Kołaczkowski, B. M., Moroz, O. V., Blagova, E., Davies, G. J., Møller, M. S., Meyer, A. S., Westh, K., Jensen, K., Wilson, K. S. & Krogh, K. B. (2023). Acta Crystallographica Section D: Structural Biology79(5), 387-400.

Many secreted eukaryotic proteins are N-glycosylated with oligosaccharides composed of a high-mannose N-glycan core and, in the specific case of yeast cell-wall proteins, an extended α-1,6-mannan backbone carrying a number of α-1,2- and α-1,3-mannose substituents of varying lengths. α-Mannosidases from CAZy family GH92 release terminal mannose residues from these N-glycans, providing access for the α-endomannanases, which then degrade the α-mannan backbone.
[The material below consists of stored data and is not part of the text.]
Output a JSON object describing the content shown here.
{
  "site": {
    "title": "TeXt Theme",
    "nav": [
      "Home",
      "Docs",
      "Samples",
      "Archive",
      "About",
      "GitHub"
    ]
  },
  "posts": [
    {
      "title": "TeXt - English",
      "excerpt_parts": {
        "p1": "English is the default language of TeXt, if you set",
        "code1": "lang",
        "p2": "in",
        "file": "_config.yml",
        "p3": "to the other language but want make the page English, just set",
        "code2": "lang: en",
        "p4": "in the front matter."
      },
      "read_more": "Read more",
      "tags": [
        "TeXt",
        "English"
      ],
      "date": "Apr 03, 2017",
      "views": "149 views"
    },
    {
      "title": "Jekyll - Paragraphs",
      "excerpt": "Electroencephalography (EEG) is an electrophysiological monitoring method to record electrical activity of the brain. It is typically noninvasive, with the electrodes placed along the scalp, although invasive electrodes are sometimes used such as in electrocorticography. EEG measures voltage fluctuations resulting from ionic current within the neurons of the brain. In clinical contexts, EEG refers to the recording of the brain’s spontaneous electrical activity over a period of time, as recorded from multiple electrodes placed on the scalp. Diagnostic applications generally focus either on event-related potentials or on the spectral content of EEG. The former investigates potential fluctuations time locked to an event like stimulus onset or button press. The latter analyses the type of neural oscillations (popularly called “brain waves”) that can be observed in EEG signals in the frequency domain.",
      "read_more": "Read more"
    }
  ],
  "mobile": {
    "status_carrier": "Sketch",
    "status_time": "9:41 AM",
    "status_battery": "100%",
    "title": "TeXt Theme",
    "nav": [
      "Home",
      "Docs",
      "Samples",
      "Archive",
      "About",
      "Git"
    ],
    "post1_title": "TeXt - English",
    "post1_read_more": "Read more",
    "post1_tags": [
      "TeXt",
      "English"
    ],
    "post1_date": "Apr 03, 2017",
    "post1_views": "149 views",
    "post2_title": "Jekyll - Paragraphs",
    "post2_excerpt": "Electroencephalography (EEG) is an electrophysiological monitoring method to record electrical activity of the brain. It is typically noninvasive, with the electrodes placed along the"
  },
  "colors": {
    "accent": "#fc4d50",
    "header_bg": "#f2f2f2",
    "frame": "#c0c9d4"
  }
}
Most characterized GH92 α-mannosidases consist of a single catalytic domain, while a few have extra domains including putative carbohydrate-binding modules (CBMs). To date, neither the function nor the structure of a multi-domain GH92 α-mannosidase CBM has been characterized. Here, the biochemical investigation and crystal structure of the full-length five-domain GH92 α-1,2-mannosidase from Neobacillus novalis (NnGH92) with mannoimidazole bound in the active site and an additional mannoimidazole bound to the N-terminal CBM32 are reported. The structure of the catalytic domain is very similar to that reported for the GH92 α-mannosidase Bt3990 from Bacteroides thetaiotaomicron, with the substrate-binding site being highly conserved. The function of the CBM32s and other NnGH92 domains was investigated by their sequential deletion and suggested that whilst their binding to the catalytic domain was crucial for the overall structural integrity of the enzyme, they appear to have little impact on the binding affinity to the yeast α-mannan substrate. These new findings provide a better understanding of how to select and optimize other multi-domain bacterial GH92 α-mannosidases for the degradation of yeast α-mannan or mannose-rich glycans.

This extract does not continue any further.